Sunday, June 15, 2008

Three Deaths and A Journey Onward

It's been a while since I last posted. Welcome back to me, thank you. I've been away (at least from this blog) for a long three months, and I feel so much has happened and I can't begin to tell the world what has become of me.

Three Deaths

I mourne the deaths of my two surrogate fathers and my grandma. Who I considered two of my surrogate fathers were Doc Prudente and Ka Bel. Doc Prudente was the PUP president when I became active as a student council officer (1990-1992). Doc Prudente was a passionate father to the students of PUP who came from the basic sectors of our society. He fought hard for a bigger budget for the university with around 50,ooo students. His brilliance rose even higher when he established the Open University when everybody else were doing researches about distant education, extending the boundaries of affordable quality higher education to far flung provinces. Even as two ambush attempts didn't stop him from pursuing his humane causes. He was riddled with bullets and false communist accusations just to deny his lofty aspirations for the masses.

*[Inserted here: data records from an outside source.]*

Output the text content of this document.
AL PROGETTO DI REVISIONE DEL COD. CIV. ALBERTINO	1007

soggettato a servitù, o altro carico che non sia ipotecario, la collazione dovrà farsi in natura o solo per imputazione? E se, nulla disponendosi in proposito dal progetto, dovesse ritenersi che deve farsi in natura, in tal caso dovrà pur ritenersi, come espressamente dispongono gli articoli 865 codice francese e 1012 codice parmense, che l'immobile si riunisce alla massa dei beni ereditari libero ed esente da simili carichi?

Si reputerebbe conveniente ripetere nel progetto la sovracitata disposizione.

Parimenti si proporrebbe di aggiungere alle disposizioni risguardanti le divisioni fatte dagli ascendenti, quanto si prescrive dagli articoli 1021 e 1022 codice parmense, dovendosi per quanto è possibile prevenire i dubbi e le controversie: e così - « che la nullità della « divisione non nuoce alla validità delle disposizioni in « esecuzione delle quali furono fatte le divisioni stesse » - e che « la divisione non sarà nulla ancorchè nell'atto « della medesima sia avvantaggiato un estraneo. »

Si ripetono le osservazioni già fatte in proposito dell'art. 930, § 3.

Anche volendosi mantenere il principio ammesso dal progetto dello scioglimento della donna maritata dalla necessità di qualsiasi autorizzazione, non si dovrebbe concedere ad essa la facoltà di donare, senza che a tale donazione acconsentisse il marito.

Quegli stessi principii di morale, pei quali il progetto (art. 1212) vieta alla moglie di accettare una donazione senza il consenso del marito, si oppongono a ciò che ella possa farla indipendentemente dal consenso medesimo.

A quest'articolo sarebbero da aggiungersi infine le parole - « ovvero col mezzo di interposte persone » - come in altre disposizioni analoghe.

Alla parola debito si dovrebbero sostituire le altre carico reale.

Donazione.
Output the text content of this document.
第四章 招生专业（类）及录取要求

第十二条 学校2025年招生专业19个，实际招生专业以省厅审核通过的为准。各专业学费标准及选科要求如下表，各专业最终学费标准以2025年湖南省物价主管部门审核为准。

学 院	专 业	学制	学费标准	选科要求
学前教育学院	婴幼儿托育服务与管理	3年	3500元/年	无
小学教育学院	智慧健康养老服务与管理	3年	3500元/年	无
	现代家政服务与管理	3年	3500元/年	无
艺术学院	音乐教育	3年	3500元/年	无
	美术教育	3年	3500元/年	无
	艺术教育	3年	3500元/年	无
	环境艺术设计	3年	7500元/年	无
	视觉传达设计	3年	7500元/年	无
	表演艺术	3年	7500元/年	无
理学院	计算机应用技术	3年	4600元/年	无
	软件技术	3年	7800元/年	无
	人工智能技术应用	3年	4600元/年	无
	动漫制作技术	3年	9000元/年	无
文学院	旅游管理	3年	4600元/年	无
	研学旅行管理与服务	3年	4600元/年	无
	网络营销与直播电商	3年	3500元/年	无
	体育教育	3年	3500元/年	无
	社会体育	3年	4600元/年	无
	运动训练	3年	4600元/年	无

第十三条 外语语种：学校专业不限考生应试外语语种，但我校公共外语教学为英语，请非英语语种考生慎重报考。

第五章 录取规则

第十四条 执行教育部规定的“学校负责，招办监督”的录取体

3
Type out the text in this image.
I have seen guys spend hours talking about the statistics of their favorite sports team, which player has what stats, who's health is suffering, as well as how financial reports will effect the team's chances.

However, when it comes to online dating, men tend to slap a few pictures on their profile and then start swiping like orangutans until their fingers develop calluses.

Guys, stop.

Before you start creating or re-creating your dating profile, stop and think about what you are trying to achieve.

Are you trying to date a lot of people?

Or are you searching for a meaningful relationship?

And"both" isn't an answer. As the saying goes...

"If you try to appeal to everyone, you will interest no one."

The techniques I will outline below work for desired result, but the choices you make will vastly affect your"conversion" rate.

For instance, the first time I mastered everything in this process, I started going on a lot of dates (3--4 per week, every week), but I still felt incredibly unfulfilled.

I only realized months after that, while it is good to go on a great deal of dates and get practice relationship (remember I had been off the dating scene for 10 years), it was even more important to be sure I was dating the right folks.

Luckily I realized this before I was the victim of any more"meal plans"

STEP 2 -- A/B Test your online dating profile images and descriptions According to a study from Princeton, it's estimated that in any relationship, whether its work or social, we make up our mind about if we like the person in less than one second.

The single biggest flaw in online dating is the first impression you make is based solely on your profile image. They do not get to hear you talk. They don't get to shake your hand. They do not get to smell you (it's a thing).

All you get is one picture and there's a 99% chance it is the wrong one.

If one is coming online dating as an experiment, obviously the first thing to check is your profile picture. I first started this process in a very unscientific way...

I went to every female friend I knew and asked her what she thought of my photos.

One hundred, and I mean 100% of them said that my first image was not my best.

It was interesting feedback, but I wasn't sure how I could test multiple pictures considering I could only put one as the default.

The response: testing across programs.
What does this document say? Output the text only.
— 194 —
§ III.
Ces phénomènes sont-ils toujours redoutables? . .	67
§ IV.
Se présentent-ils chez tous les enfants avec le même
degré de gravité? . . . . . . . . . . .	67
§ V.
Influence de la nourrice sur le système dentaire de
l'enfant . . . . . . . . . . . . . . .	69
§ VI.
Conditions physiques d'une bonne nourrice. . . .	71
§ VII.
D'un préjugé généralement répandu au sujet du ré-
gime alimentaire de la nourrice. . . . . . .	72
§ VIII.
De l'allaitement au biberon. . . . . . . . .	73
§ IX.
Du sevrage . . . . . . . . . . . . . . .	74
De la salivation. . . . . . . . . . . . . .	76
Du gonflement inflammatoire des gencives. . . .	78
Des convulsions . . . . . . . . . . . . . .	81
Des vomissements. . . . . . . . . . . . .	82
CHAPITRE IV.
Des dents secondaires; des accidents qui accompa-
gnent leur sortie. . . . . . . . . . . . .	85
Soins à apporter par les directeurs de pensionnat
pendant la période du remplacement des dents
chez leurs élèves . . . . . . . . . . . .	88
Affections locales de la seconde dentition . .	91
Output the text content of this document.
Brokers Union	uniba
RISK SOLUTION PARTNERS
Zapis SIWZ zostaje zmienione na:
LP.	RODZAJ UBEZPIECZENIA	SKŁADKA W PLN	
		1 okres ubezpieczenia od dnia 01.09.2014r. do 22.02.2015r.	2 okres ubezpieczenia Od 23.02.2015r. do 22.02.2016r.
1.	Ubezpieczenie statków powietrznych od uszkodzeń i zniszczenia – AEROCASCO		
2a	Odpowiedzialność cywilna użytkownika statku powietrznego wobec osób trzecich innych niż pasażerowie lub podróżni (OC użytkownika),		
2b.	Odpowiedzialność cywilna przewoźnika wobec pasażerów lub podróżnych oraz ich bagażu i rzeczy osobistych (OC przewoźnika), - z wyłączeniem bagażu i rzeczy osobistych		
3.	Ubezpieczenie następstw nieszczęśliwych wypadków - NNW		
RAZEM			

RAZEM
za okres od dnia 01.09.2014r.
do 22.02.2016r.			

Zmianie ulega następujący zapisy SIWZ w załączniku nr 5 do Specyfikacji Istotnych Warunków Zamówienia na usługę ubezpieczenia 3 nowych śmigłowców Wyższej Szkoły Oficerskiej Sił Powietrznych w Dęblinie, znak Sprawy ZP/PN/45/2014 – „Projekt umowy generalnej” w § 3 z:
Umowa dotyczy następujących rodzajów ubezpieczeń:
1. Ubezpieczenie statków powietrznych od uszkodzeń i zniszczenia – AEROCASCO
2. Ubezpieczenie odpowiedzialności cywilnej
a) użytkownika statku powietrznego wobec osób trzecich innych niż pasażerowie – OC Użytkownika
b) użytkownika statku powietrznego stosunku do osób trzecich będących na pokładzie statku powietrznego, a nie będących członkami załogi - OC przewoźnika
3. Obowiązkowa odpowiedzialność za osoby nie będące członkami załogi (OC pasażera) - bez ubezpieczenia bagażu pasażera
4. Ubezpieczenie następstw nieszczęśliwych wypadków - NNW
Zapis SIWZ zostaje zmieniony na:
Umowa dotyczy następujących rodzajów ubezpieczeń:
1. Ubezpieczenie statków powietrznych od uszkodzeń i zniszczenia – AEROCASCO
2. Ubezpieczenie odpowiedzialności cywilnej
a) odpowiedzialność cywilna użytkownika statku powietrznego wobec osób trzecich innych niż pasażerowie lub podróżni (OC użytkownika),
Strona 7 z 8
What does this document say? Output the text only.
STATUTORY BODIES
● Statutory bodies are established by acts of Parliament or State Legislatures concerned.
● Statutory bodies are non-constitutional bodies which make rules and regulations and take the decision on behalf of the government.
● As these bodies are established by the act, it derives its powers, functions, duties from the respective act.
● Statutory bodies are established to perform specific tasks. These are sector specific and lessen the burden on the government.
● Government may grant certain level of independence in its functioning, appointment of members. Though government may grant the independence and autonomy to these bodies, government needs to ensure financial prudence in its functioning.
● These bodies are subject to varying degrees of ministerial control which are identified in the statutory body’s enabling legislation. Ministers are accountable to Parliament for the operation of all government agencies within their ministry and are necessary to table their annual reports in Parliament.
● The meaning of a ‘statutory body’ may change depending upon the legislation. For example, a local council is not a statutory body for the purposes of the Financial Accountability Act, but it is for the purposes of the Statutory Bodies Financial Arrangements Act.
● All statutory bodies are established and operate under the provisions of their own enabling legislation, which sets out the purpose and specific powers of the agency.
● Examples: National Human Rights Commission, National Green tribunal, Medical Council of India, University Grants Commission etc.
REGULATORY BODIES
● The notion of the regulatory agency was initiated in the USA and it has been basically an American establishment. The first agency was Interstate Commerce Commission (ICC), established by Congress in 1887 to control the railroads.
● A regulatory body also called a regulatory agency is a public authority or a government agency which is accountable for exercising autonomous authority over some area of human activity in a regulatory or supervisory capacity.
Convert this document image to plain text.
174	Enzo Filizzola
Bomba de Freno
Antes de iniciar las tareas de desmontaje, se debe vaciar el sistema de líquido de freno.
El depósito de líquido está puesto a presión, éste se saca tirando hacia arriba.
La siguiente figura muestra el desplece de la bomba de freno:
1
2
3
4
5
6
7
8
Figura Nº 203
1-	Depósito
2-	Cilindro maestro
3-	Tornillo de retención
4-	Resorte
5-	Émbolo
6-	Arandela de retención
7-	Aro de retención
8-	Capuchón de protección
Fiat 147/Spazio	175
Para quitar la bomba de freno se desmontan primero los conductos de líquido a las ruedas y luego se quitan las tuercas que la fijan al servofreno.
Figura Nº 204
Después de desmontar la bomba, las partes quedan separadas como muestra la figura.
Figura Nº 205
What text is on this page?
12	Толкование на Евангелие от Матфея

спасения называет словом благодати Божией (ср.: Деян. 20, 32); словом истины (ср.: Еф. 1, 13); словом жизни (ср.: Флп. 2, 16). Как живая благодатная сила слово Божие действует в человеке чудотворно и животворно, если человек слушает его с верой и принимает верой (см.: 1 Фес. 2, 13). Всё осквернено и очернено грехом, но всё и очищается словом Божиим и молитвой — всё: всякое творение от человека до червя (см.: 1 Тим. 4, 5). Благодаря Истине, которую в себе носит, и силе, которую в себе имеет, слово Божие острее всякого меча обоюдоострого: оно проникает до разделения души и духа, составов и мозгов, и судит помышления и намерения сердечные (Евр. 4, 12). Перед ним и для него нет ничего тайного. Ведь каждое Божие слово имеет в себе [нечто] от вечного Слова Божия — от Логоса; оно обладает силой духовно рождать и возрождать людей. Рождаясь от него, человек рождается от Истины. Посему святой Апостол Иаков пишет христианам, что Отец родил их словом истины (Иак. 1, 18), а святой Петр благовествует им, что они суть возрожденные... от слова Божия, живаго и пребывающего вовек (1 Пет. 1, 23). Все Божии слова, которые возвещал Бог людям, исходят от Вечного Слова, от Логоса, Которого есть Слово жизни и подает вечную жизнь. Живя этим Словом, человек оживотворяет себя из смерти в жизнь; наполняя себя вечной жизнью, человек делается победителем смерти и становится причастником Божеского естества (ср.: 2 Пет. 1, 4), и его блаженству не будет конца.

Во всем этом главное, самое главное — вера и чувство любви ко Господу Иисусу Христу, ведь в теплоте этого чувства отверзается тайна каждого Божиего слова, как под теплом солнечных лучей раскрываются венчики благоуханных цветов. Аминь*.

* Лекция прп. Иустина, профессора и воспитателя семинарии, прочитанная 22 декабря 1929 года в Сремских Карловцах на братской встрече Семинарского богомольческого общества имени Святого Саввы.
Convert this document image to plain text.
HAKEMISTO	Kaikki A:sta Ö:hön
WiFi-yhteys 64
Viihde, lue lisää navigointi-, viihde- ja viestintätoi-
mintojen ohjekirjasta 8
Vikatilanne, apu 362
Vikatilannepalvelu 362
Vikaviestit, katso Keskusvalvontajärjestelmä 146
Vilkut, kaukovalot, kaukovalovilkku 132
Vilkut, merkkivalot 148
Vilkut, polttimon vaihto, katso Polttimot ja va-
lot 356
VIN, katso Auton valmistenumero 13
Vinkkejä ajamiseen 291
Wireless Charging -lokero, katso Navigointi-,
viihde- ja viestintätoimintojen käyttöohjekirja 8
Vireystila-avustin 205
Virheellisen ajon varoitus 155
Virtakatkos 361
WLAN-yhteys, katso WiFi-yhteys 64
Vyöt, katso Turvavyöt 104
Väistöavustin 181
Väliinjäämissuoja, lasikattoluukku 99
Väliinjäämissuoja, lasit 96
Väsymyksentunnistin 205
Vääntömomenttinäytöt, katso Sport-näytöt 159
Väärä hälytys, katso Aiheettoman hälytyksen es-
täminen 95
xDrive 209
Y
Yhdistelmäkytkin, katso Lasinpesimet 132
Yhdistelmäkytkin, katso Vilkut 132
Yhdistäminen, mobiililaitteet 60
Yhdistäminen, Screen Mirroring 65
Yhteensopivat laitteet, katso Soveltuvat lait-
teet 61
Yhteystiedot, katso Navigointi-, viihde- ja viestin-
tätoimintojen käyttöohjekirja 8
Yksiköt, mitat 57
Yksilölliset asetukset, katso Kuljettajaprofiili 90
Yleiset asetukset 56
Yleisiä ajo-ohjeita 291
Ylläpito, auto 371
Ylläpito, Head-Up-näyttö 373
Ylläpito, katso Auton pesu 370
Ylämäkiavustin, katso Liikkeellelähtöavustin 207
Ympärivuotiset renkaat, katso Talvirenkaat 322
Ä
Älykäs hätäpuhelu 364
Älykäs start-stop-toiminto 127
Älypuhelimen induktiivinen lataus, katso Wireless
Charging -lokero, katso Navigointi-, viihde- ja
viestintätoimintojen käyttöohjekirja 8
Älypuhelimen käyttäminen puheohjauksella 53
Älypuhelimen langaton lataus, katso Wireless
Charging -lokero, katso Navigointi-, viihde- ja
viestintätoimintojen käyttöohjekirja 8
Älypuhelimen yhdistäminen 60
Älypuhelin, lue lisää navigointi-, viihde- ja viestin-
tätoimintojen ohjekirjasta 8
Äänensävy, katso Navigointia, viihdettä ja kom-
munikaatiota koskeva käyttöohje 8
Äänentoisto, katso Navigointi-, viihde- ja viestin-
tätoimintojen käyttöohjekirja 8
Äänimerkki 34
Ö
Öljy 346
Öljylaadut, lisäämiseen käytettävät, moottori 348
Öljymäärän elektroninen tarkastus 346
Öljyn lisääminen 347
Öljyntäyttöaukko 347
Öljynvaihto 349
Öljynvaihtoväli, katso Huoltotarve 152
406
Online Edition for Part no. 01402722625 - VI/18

When he retired from the academe, Doc Prudente ran for the Senate in the hope to bring genuine reforms and put an end to traditional politics, together with presidential and vice-presidential candidates Jovito Salonga and Nene Pimentel, respectively. It was to be a dream ticket, the Liberal Party, composed of such great men and women as nationalists Bobby Tañada, and Vic Ziga. But indeed, Philippine politics is ruled by the power of guns, goons and gold so that they the cash-starved party lagged way behind the predictable traditional, rich politicians. I cannot forget the humbling campaigns we had in Bicol. While the other parties owned private jets to take their candidates to more places, we've seen Doc in barong shuttled in a fish truck to transport him from Camarines Sur to Albay. I still cry when I rember it happened. It was ironic for his stature as a well-esteemed academician, but the scene surely captured the kind of politics that he was courting. Doc's was a life well-lived, a life he offered to uplift the lives of the others.

A kibitz called Ka Crispin Beltran's death as boring. He must have expected Ka Bel dying in the street of the fascist regime, riddled with bullets, with clinched fists, and shouting for social justice. Or perhaps his body found in parts, his brain taken out for rags and cottons - as gory as the death of Juan Escandor's under the brutal hands of the martial law berdugos. Or maybe, simply gunned down afresh from the halls of Congress.

Ka Bel's life was far from being boring, what with his every vein pulsating to the call of proletarian emancipation, his nerves pounding to the harp of his land's complete freedom from tyranny and imperialism. His demise, an ironic decrescendo of a life offered to a just revolution.

[can't finish this without being too emotional. i'll be back.]

Ka Bel's life was an open book; it was a self-less life offered to proletarian liberation and social transformation.